I got on Facebook Live again and again. My creativity returned and I put content out that attracted my idea clients. I created an actual strategy that I stuck to. Fear was no longer holding me back and I started to soar. But there was still something holding me back.
And that something was a lifelong money block. The big daddy of them all. Always having just enough or being broke. Flat broke. I discovered it twice in one week — once through a book and again through a well known coach. I knew immediately this was the thing. The thing keeping me from my greatness.

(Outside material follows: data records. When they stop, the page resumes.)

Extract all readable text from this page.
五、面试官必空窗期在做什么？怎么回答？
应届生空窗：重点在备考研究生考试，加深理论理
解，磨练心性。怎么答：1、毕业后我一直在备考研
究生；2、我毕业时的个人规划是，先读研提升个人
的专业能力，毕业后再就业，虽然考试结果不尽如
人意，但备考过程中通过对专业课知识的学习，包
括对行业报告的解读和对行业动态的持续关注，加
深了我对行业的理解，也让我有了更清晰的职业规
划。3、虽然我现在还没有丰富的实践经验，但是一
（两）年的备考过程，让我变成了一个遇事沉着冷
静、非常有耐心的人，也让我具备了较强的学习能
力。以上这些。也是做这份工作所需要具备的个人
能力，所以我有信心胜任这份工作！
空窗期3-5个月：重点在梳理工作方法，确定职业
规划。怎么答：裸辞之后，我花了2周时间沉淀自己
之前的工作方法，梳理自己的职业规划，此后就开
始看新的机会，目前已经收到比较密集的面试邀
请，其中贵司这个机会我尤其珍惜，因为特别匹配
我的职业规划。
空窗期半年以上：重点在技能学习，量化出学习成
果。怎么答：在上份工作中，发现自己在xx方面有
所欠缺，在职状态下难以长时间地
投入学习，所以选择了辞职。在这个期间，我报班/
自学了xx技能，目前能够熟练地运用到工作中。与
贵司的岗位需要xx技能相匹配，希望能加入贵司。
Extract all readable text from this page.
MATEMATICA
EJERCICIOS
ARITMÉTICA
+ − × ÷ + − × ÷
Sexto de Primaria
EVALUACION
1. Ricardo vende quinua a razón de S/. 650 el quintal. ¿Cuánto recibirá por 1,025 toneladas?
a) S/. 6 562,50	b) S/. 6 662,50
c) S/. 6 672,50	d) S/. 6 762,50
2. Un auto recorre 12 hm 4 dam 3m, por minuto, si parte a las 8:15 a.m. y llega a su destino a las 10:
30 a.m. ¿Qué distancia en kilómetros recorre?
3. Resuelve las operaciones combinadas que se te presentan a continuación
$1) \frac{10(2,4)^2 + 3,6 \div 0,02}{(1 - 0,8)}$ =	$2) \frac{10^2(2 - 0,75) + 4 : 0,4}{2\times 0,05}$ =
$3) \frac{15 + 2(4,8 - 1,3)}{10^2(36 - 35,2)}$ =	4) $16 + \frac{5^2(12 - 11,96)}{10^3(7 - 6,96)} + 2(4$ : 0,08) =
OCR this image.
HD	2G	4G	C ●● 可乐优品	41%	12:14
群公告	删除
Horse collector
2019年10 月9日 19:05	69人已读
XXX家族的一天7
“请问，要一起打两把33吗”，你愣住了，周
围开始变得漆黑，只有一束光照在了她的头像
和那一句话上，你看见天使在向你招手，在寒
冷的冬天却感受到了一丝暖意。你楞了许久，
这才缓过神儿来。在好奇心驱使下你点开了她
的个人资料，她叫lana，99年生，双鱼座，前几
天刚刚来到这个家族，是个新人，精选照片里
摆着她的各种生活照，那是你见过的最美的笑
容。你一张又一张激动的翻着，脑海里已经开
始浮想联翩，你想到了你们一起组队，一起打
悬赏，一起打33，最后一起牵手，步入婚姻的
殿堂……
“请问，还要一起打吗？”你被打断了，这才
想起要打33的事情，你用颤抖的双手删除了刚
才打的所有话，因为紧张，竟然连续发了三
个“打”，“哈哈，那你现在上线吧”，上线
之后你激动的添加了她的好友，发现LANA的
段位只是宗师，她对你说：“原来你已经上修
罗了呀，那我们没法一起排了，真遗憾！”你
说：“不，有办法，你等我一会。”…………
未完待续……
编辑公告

This money block is a beast. Every time I would come up with an idea, I lost my steam. Just as I was about to launch something that was a sure success, something would happen in my life to stall it or stop it. The problem was for 45 years I had no clue this was my reality. I was self-sabotaging at every turn because heaven forbid, subconsciously I knew I could really be a force to be dealt with in the online realm.
Once I knew what I was dealing with, I hit it head on. I recognized the blocks for what they were and I took a sledgehammer to them every time they crept into my head. Every time I found myself saying I couldn’t pay for something, I realized I could and I would find a way to pay for it. Action trumps sitting on your hands every single time.
In the last eight months since that day I heard the words, “I want to live,” my reality has been turned upside down.
I feel peace. The kind of peace that we ask for repeatedly in life and feel like we never get. I have it.
I have love. The love of friends that I’ve been denied for years because I wouldn’t allow it in.
I enjoy life more. When I’m tempted to do nothing, I do something. I let the sun shine on my face more. I do more things with friends. I take myself places I never would have before. I take care of myself better than I ever have.
I have a business that I swoon for. It is by far one of the best things that has every happened to me. I am surrounded by power houses and some of the most amazing women I have ever met. I love what I do. I love the people I help. And the joy that comes from making a difference is just immeasurable.
In life, you have to keep an eye out for the signs. Embrace what they are trying to tell you and grow from it. The peace and love you receive in return is worth far more than you can imagine in the wildest of your dreams.